Today is National Misophonia Awareness Day.

Misophonia is often described as the hatred of sound. But those who have it know it as far more debilitating.

Misophonia sufferers experience negative emotions, thoughts, or physical rage triggered by specific, outstanding noises. According to WebMD, sound can trigger “a desire to kill or stop whatever is making the noise.”

What none of the articles I’ve seen online addresses is the specificity of the rage that accompanies the disease. It’s not just a raw, unidentifiable hatred of sound.

When you have misophonia, you quickly identify repetitive, staccato-like sounds that don’t belong. As soon as you hear them, you have to know where they’re coming from. And if the sound is coming from someone doing something irritating, it’s easy to experience rage: Not just because of the sound itself, but because of the selfishness, and lack of awareness and courtesy the person making the noise is exhibiting.

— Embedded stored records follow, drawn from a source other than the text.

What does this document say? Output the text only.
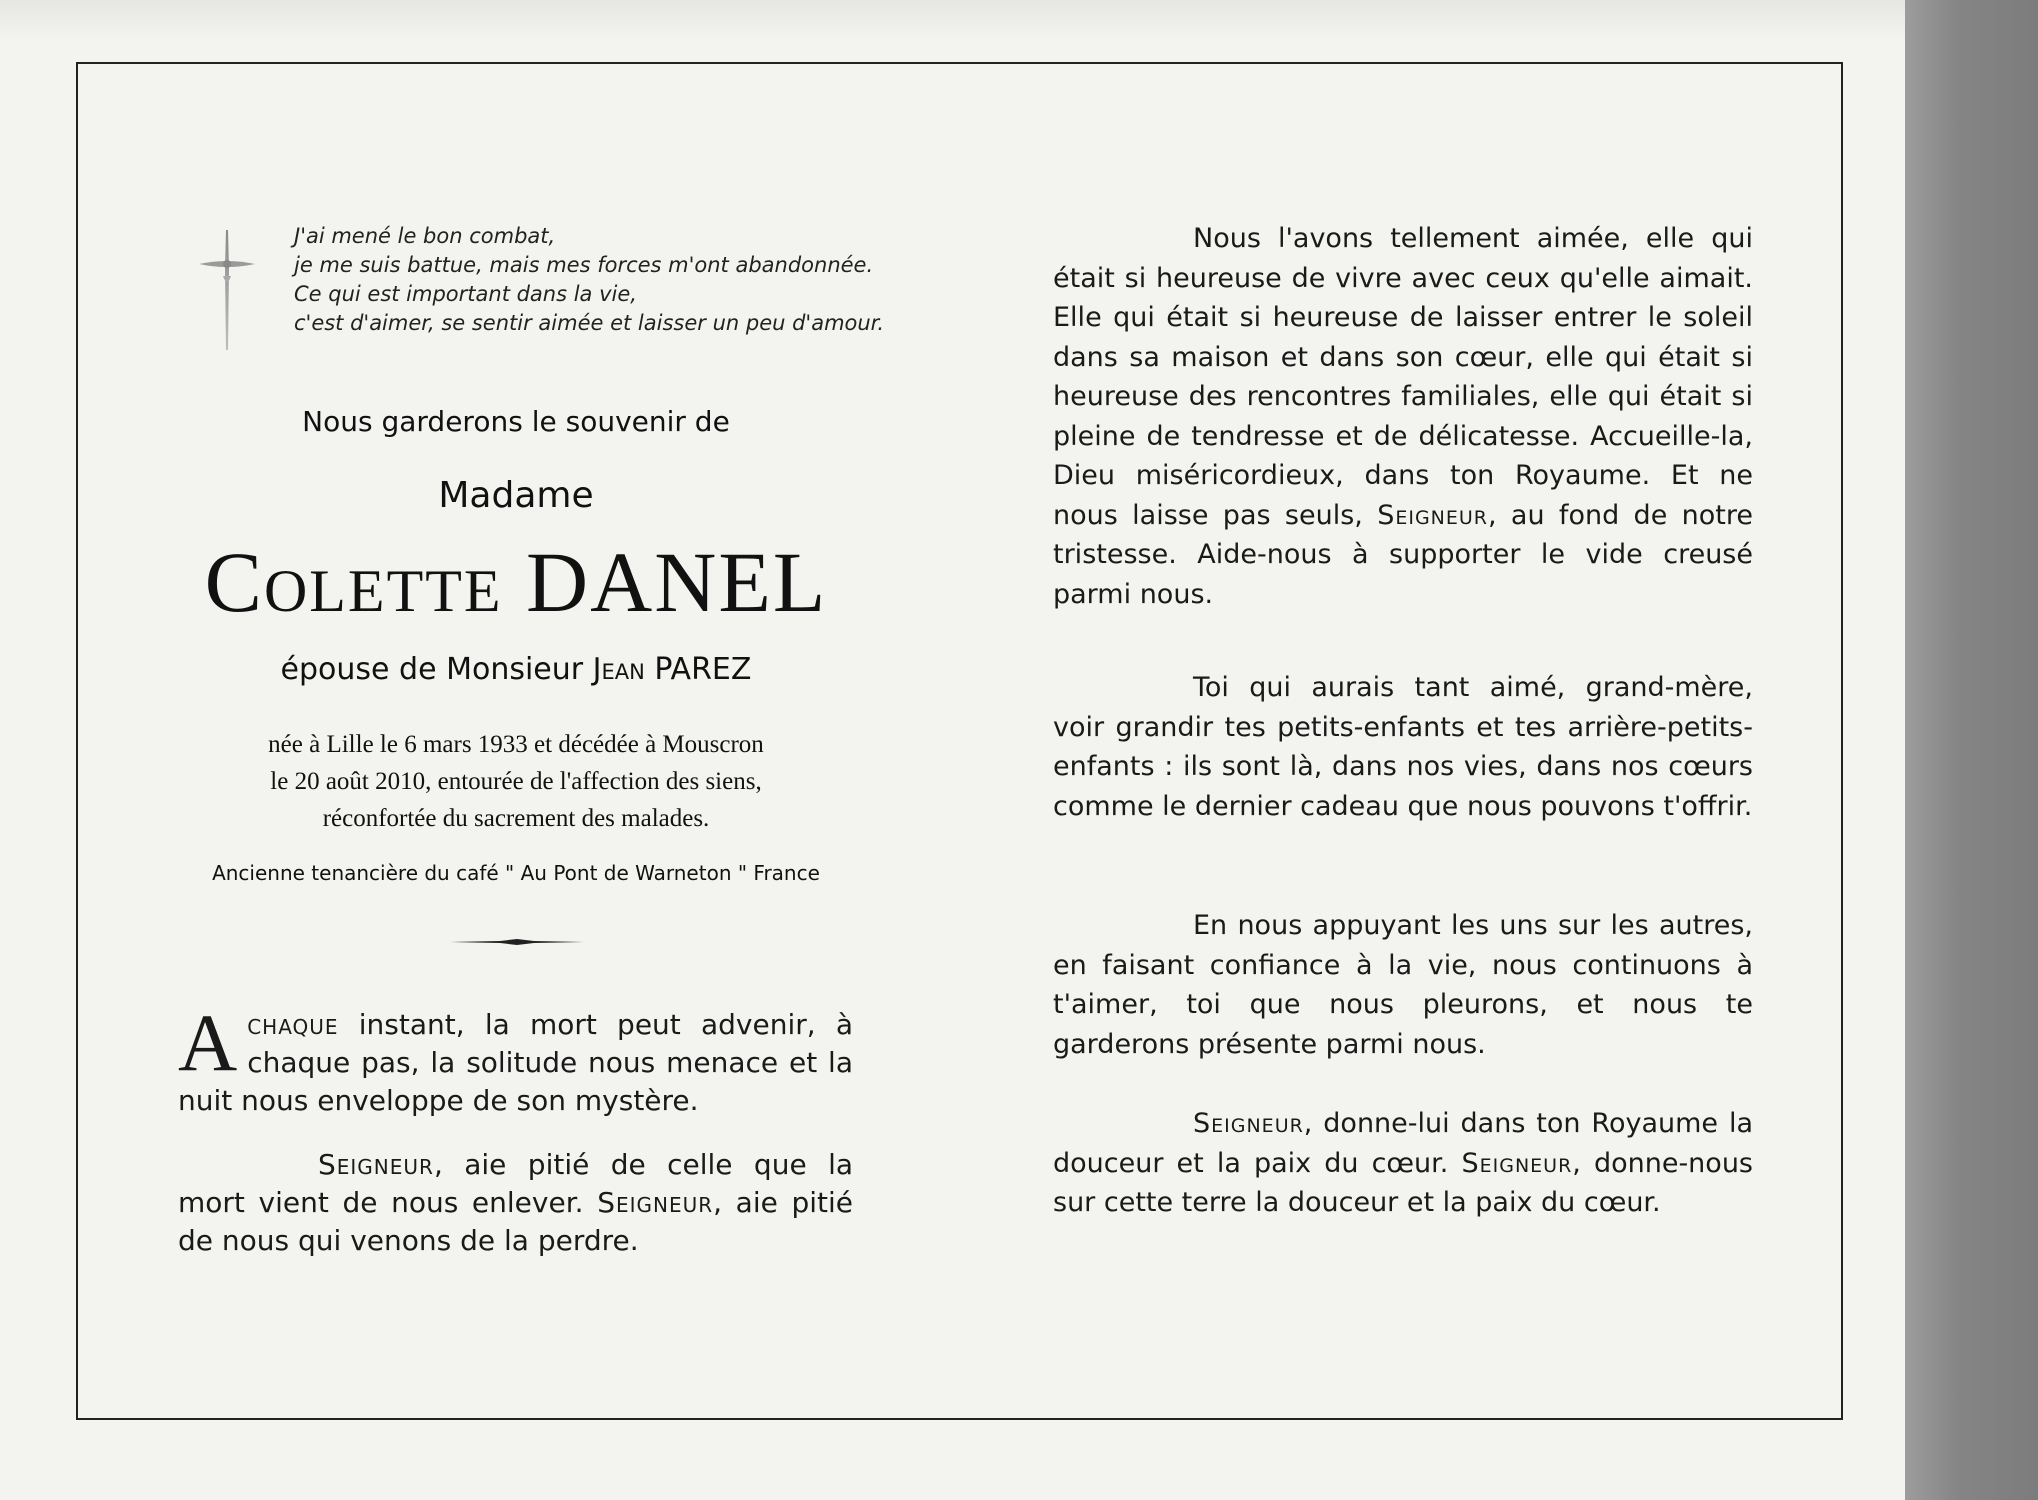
J'ai mené le bon combat,
je me suis battue, mais mes forces m'ont abandonnée.
Ce qui est important dans la vie,
c'est d'aimer, se sentir aimée et laisser un peu d'amour.
Nous garderons le souvenir de
Madame
Colette DANEL
épouse de Monsieur Jean PAREZ
née à Lille le 6 mars 1933 et décédée à Mouscron
le 20 août 2010, entourée de l'affection des siens,
réconfortée du sacrement des malades.
Ancienne tenancière du café " Au Pont de Warneton " France
Achaque instant, la mort peut advenir, à chaque pas, la solitude nous menace et la nuit nous enveloppe de son mystère.
Seigneur, aie pitié de celle que la mort vient de nous enlever. Seigneur, aie pitié de nous qui venons de la perdre.
Nous l'avons tellement aimée, elle qui était si heureuse de vivre avec ceux qu'elle aimait. Elle qui était si heureuse de laisser entrer le soleil dans sa maison et dans son cœur, elle qui était si heureuse des rencontres familiales, elle qui était si pleine de tendresse et de délicatesse. Accueille-la, Dieu miséricordieux, dans ton Royaume. Et ne nous laisse pas seuls, Seigneur, au fond de notre tristesse. Aide-nous à supporter le vide creusé parmi nous.
Toi qui aurais tant aimé, grand-mère, voir grandir tes petits-enfants et tes arrière-petits-enfants : ils sont là, dans nos vies, dans nos cœurs comme le dernier cadeau que nous pouvons t'offrir.
En nous appuyant les uns sur les autres, en faisant confiance à la vie, nous continuons à t'aimer, toi que nous pleurons, et nous te garderons présente parmi nous.
Seigneur, donne-lui dans ton Royaume la douceur et la paix du cœur. Seigneur, donne-nous sur cette terre la douceur et la paix du cœur.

The US doesn’t actually have a Misophonia Awareness Day, but the UK does. It’s the first Monday of May. I picked today, June 22, because we have to start somewhere. My lobbying team is in the offices of select Congressmen and women as you read this working on locking in the 22nd.

Misophonia is no laughing matter. I had it for years before Jastreboff & Jastreboff identified it in 2001. Prior to that, people kept telling me I had a weak case of hyperacusis. I knew better. When I experience it, it makes me want to thrash the person making the sound and explain to them their lack of consideration for the people around them who don’t want to hear them cough or eat (or clip their toenails).

My more misophobic asshole friends often taunt me with this knowledge by making subtle, staccato, repetitive noises on purpose, like clicking a pen over and over again. I’m sure I’ll get the last laugh, though, when I rip one of their faces off.

If this is the first you’ve heard of misophonia, consider your actions and how they may effect an unknown misophonia sufferer in your midst.

And for the record, those of us with this crippling social disease are misophonia sufferers until we’ve had to endure some misophobic bigot clipping their nails in a public place, eating a bowl of cereal and clinking their spoon at work, letting their dog sit outside and bark, or listening to their iPad on a plane without headphones so we can only hear the tinny, high frequency, barely discernible sound of whatever it is you’re watching.

Once you’ve experienced the rage, the sheer and utter indescribable madness, you are no longer a sufferer… you are now a misophonia survivor.

I… am a misophonia survivor, and I’ll thank you to stop snapping your gum, chewing so *ucking loudly, and letting your dog sit outside and bark at your back door for an hour wanting to be let in.